Change in Normalized Excess Deaths

Death rates (deaths from all causes) per 100k population. Population and mortality data from Eurostat. The big difference to HMD, ourworldindata etc is that we include "unallocated" deaths (this doesn't change the rankings however, as can be seen when comparing to the exclude unallocated tab). Most countries are not able to exactly date all their deaths, and those deaths end up in the unallocated bucket. The methodology we use to portion out the unallocated deaths is to first distribute an integer number of deaths to each week and then to portion out the residual deaths randomly to weeks that year (the probability of being assigned to a week is determined by how big that week's share was of the total allocated deaths for that year).

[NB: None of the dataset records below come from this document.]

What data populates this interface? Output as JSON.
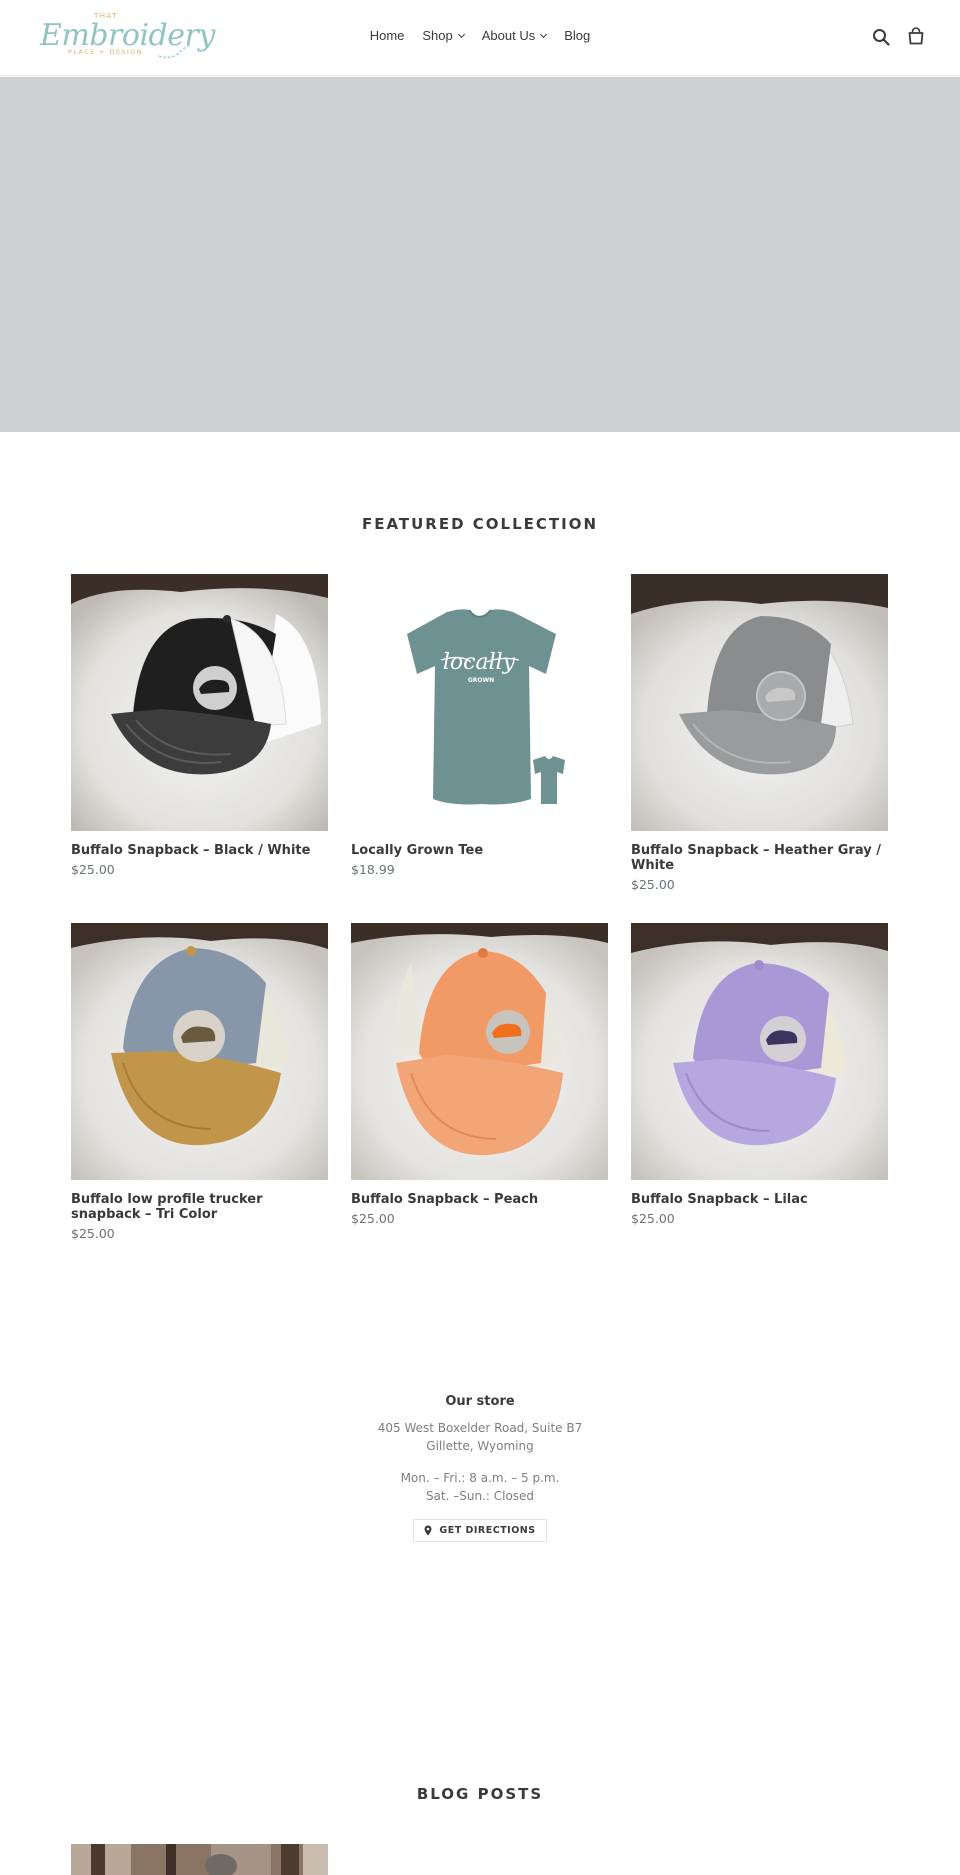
{
  "header": {
    "logo": {
      "small_top": "THAT",
      "script": "Embroidery",
      "small_bottom": "PLACE + DESIGN"
    },
    "nav": [
      {
        "label": "Home",
        "has_dropdown": false
      },
      {
        "label": "Shop",
        "has_dropdown": true
      },
      {
        "label": "About Us",
        "has_dropdown": true
      },
      {
        "label": "Blog",
        "has_dropdown": false
      }
    ],
    "icons": {
      "search": "search-icon",
      "cart": "cart-icon"
    }
  },
  "featured": {
    "title": "FEATURED COLLECTION",
    "products": [
      {
        "name": "Buffalo Snapback – Black / White",
        "price": "$25.00"
      },
      {
        "name": "Locally Grown Tee",
        "price": "$18.99"
      },
      {
        "name": "Buffalo Snapback – Heather Gray / White",
        "price": "$25.00"
      },
      {
        "name": "Buffalo low profile trucker snapback – Tri Color",
        "price": "$25.00"
      },
      {
        "name": "Buffalo Snapback – Peach",
        "price": "$25.00"
      },
      {
        "name": "Buffalo Snapback – Lilac",
        "price": "$25.00"
      }
    ],
    "tee_print": {
      "main": "locally",
      "sub": "GROWN"
    }
  },
  "store": {
    "title": "Our store",
    "address": [
      "405 West Boxelder Road, Suite B7",
      "Gillette, Wyoming"
    ],
    "hours": [
      "Mon. – Fri.: 8 a.m. – 5 p.m.",
      "Sat. –Sun.: Closed"
    ],
    "directions_label": "GET DIRECTIONS"
  },
  "blog": {
    "title": "BLOG POSTS"
  },
  "colors": {
    "hero_bg": "#cfd0d2",
    "logo_teal": "#8fc4c1",
    "logo_gold": "#d9b36b",
    "text": "#3a3a3a",
    "price": "#69727b"
  }
}
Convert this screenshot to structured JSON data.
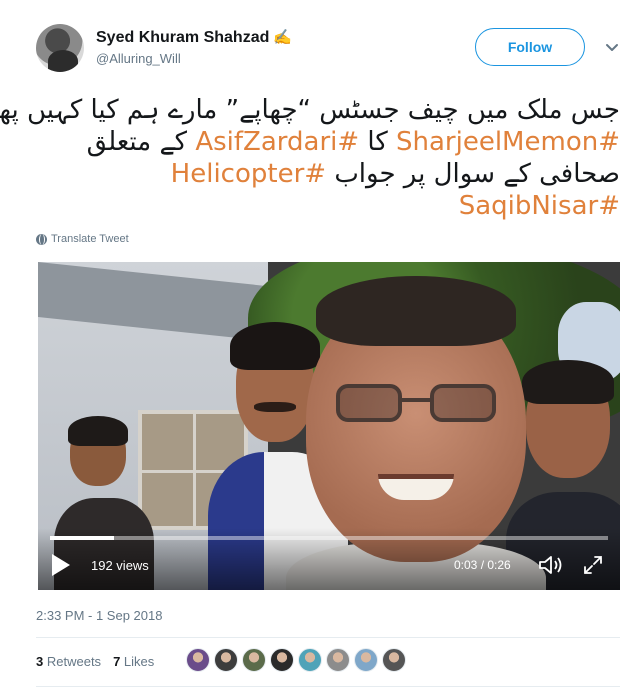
{
  "user": {
    "display_name": "Syed Khuram Shahzad",
    "name_emoji": "✍",
    "handle": "@Alluring_Will"
  },
  "follow_button": {
    "label": "Follow"
  },
  "tweet": {
    "line1_text": "جس ملک میں چیف جسٹس “چھاپے” مارے ہم کیا کہیں پھر؟",
    "line2_tag1": "#SharjeelMemon",
    "line2_mid": " کا ",
    "line2_tag2": "#AsifZardari",
    "line2_end": " کے متعلق",
    "line3_start": "صحافی کے سوال پر جواب ",
    "line3_tag": "#Helicopter",
    "line4_tag": "#SaqibNisar"
  },
  "translate_label": "Translate Tweet",
  "video": {
    "views": "192 views",
    "current_time": "0:03",
    "duration": "0:26",
    "time_display": "0:03 / 0:26",
    "progress_fraction": 0.115
  },
  "timestamp": "2:33 PM - 1 Sep 2018",
  "stats": {
    "retweets_count": "3",
    "retweets_label": "Retweets",
    "likes_count": "7",
    "likes_label": "Likes"
  },
  "likers": [
    {
      "name": "liker-avatar-1",
      "color": "#6a4c8a"
    },
    {
      "name": "liker-avatar-2",
      "color": "#3d3d3d"
    },
    {
      "name": "liker-avatar-3",
      "color": "#5b6b4a"
    },
    {
      "name": "liker-avatar-4",
      "color": "#2a2a2a"
    },
    {
      "name": "liker-avatar-5",
      "color": "#4fa3b8"
    },
    {
      "name": "liker-avatar-6",
      "color": "#8c8c8c"
    },
    {
      "name": "liker-avatar-7",
      "color": "#7fa7c9"
    },
    {
      "name": "liker-avatar-8",
      "color": "#555555"
    }
  ],
  "colors": {
    "hashtag": "#e0813b",
    "follow": "#1b95e0",
    "muted": "#657786"
  }
}
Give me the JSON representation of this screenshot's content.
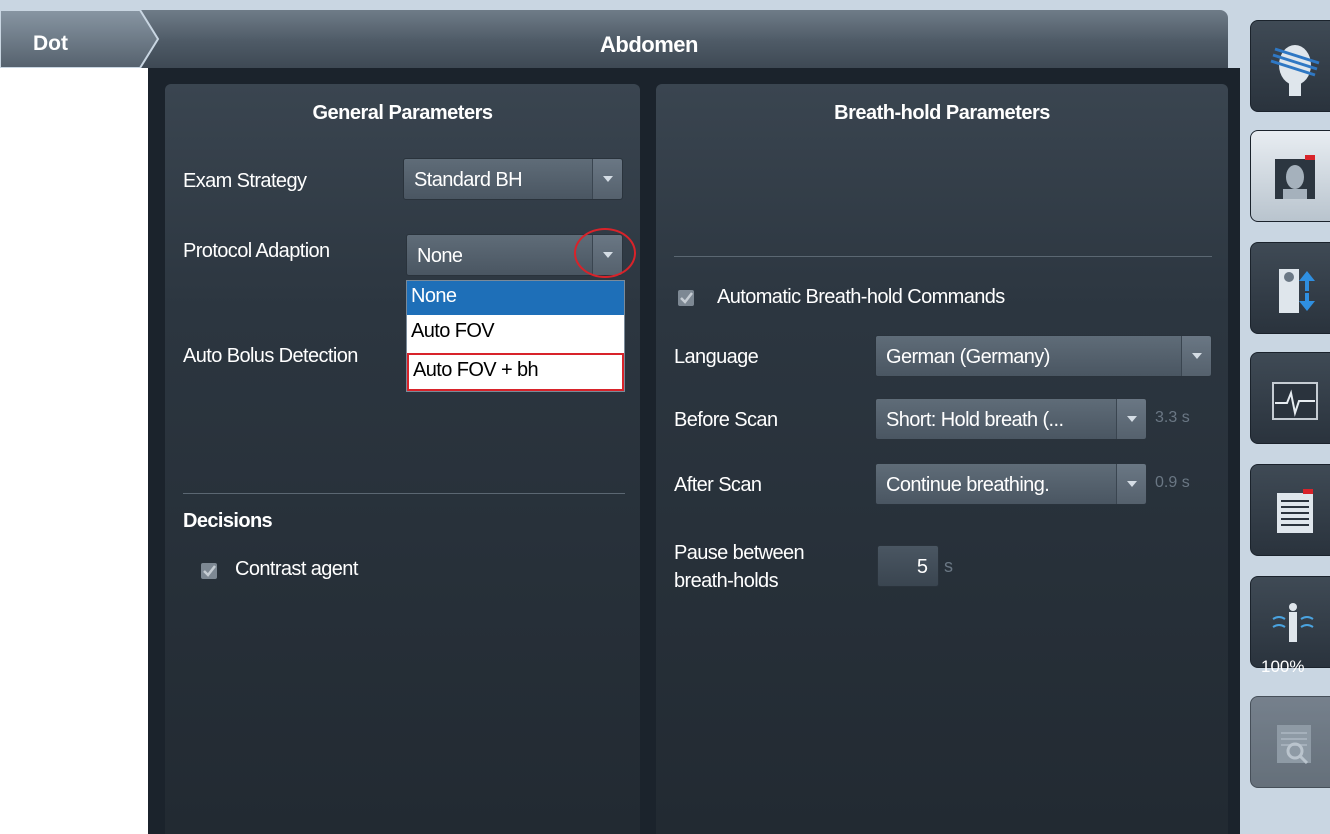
{
  "header": {
    "breadcrumb_tab": "Dot",
    "title": "Abdomen"
  },
  "general": {
    "title": "General Parameters",
    "exam_strategy": {
      "label": "Exam Strategy",
      "value": "Standard BH"
    },
    "protocol_adaption": {
      "label": "Protocol Adaption",
      "value": "None",
      "options": [
        "None",
        "Auto FOV",
        "Auto FOV + bh"
      ],
      "selected_index": 0,
      "highlighted_index": 2
    },
    "auto_bolus_label": "Auto Bolus Detection",
    "decisions_title": "Decisions",
    "contrast_agent_label": "Contrast agent",
    "contrast_agent_checked": true
  },
  "breath_hold": {
    "title": "Breath-hold Parameters",
    "auto_commands_label": "Automatic Breath-hold Commands",
    "auto_commands_checked": true,
    "language": {
      "label": "Language",
      "value": "German (Germany)"
    },
    "before_scan": {
      "label": "Before Scan",
      "value": "Short: Hold breath (...",
      "duration": "3.3 s"
    },
    "after_scan": {
      "label": "After Scan",
      "value": "Continue breathing.",
      "duration": "0.9 s"
    },
    "pause": {
      "label_line1": "Pause between",
      "label_line2": "breath-holds",
      "value": "5",
      "unit": "s"
    }
  },
  "toolbar": {
    "items": [
      "head-scan-icon",
      "patient-view-icon",
      "patient-position-icon",
      "physio-signal-icon",
      "protocol-list-icon",
      "body-coil-icon",
      "image-search-icon"
    ],
    "coil_percent": "100%"
  },
  "colors": {
    "accent": "#1e6fb8",
    "annotation_red": "#d8232a",
    "panel_bg": "#2c3640"
  }
}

Note the long reporting lag for Italy. "histo_median" is the median annual number of deaths per 100k population between the years 2015-2019 (so we divide the number of deaths each year by the population for that region in January of that year). The last data point for the population data is Jan-2019, so the figures for 2020 will be slightly off (but at least they're off in the same way for all countries). The table is sorted by descending relative delta, ie. the last normalized death figure divided by the historical median (so a large delta means that the death rate this year is high relative to the historical data, presumably mostly due to covid-19 deaths). If the week column says eg. 49, that means that we calculate all the historical data up to that week as well (ie. we won't include 50, 51 or 52). If a year has a week 53, we count that as unallocated (ie. it will be taken into account as per the methodology described above).